Fotografía tomada de Internet de http://noticias.starmedia.com/fotos/rescates-que-han-conmovido-al-mundo/el-milagro-del-hospital-de-juarez.html   

Fui corriendo a media noche hasta la zona de "las torres de Pino Suárez" donde se encontraban destacados los brigadistas franceses, ya que ahí se había derrumbado una de las torres. Hablé con el coordinador francés, con mi mal manejo de la lengua francesa y, él me preguntaba como que dependiendo de cuantas personas se encontraban con vida irían o no. Ya que tenían pocas personas y daban prioridad a lugares donde hubiera mayor cantidad de personas con esperanza de estar vivas entre los escombros. Fue escalofriante su pregunta pero realista en situación de tragedia extrema. Le dije que sin plena seguridad pero estimaba que hubieran unas 300 o más personas con vida entre los escombros e infinidad de muertos pues ya había ese olor característico de seres humanos muertos...

Nos desplazamos en tres camiones de la "Ruta 100" que les había asignado la oficina de la Presidencia y Cruz Roja Internacional para sus desplazamientos. Estuvimos en las vallas de entrada al Hospital Juárez como tres horas esperando que Presidencia autorizara nuestra entrada, pues tendrían que ponerse de acuerdo con las autoridades del Ejército que ahí estaba "coordinando" las labores de rescate y acordar con los franceses ¿si estaban de acuerdo en ponerse bajo las órdenes del Ejército mexicano? Entre más minutos pasaban, más personas seguían muriendo dentro de los escombros y, mientras en la burocracia telefónica, nosotros esperando como tres horas la autorización de acceso... ... Ya como a las 4 de la mañana nos permitieron pasar... ¿Cuántos más fallecieron durante el tiempo de la autorización de acceso?
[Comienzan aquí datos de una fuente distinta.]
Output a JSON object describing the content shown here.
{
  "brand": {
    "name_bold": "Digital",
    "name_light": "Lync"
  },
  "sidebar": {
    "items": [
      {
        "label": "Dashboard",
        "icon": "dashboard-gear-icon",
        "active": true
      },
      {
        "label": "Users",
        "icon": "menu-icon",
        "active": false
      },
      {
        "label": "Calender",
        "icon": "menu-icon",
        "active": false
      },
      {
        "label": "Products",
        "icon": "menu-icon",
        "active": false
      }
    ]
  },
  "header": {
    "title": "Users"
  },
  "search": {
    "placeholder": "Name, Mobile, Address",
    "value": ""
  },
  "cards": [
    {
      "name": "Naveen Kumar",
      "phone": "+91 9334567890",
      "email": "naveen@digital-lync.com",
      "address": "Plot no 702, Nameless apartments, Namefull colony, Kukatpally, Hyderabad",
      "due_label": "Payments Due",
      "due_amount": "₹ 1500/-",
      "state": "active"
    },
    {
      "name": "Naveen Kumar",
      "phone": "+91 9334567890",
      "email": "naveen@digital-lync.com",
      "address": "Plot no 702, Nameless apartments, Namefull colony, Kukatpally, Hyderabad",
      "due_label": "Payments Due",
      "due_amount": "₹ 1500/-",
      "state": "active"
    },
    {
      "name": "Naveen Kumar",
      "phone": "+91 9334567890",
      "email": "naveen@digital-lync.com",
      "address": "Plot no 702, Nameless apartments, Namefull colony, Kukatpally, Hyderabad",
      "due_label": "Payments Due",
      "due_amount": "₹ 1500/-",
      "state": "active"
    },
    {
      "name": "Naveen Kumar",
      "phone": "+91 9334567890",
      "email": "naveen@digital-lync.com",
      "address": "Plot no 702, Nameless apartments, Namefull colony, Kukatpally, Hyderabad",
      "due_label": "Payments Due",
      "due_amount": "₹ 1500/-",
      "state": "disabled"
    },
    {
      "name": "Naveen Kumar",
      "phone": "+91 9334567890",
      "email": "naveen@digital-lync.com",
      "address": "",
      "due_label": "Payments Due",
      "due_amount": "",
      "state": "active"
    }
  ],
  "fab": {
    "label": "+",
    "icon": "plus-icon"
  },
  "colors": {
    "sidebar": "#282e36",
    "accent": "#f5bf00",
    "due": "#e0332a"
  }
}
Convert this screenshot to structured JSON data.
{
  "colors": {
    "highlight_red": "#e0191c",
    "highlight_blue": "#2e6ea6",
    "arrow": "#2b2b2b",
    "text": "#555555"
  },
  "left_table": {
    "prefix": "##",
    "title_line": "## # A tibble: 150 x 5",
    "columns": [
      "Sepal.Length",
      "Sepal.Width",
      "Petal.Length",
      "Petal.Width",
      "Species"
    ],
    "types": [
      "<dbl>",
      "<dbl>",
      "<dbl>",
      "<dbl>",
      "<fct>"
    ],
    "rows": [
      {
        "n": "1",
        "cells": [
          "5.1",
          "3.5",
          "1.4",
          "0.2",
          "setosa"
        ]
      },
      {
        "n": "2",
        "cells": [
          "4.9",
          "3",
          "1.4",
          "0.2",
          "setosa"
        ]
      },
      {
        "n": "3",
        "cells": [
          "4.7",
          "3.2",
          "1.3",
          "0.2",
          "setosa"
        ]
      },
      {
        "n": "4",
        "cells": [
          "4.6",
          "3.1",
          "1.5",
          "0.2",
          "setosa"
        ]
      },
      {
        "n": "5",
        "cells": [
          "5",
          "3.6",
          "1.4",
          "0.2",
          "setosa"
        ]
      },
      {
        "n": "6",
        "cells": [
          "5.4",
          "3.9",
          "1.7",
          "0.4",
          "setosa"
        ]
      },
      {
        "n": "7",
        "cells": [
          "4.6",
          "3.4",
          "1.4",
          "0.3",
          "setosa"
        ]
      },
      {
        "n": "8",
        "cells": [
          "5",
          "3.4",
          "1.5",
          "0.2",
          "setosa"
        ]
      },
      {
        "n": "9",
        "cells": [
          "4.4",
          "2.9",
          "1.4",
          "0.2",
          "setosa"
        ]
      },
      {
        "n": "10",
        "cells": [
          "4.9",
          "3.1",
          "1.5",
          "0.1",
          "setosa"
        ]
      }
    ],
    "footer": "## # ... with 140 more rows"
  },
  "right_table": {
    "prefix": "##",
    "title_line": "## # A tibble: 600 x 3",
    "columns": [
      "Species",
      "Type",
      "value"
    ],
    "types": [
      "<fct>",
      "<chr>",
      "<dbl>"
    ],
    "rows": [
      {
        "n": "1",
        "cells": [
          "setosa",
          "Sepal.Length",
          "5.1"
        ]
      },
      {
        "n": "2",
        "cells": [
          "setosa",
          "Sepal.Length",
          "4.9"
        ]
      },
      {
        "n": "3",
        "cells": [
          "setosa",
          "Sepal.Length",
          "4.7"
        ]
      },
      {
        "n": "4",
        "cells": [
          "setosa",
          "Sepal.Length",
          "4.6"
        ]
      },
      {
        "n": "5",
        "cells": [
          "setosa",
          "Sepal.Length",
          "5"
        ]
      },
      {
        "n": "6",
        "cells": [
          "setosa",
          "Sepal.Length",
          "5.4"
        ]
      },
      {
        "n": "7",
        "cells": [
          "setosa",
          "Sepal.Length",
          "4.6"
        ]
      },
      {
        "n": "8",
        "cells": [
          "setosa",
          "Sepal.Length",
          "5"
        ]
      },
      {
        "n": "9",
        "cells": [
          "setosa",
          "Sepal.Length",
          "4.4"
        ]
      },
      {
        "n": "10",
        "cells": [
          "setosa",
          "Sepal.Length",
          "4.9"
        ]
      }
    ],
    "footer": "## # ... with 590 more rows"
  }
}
De inmediato instalaron en los espacios sin escombro y al aire libre, camillas con sueros esperando a los posibles rescatados con vida. En la zona de las camillas estaban médicos, enfermeras, familiares y amigos de las personas que estaban ahí dentro de los escombros... Ya alrededor de las 4:30 am como unos 40 minutos después de haber logrado entrar, los franceses con cascos con lámparas integradas en sus cascos, con costales, en lugar de los botes rígidos que disponían las brigadas mexicanas para sacar escombro entre los huecos de lo derrumbado. Emprendieron la labor de buscar dentro de los "túneles" con la guía de sus perros... ... Finalmente, ¡Sacaron a la primer persona en esa noche aún con vida! Hubo infinidad de aplausos y lágrimas de alegría, lágrimas de esperanza entre los que ahí permanecíamos... Fue entonces, cuando pensé que mi misión de enlace había concluido por lo que ya me retiré a descansar, agotado y con una gran satisfacción realmente indescriptible, al día siguiente oí en las noticias que llevaban más de 185 personas rescatadas con vida en esa noche... Me retiré de la zona de las camillas con lágrimas contenidas de dolor ante lo que estaba sucediendo. Observando en los que permanecían a mi alrededor sus lágrimas secas en sus rostros por el sufrimiento acumulado durante tantas horas de permanecer ahí observando dolor, miedo, esperanza, desesperanza... Olor a muertos, olor a muerte, olor a tragedia...

A veces parece que el universo se confabula para que uno tenga la oportunidad de ejercer la libertad de elegir en Congruencia e ir haciendo lo que toca conforme a la circunstancia existencial en la que uno se encuentra. Ir fluyendo en Consciencia.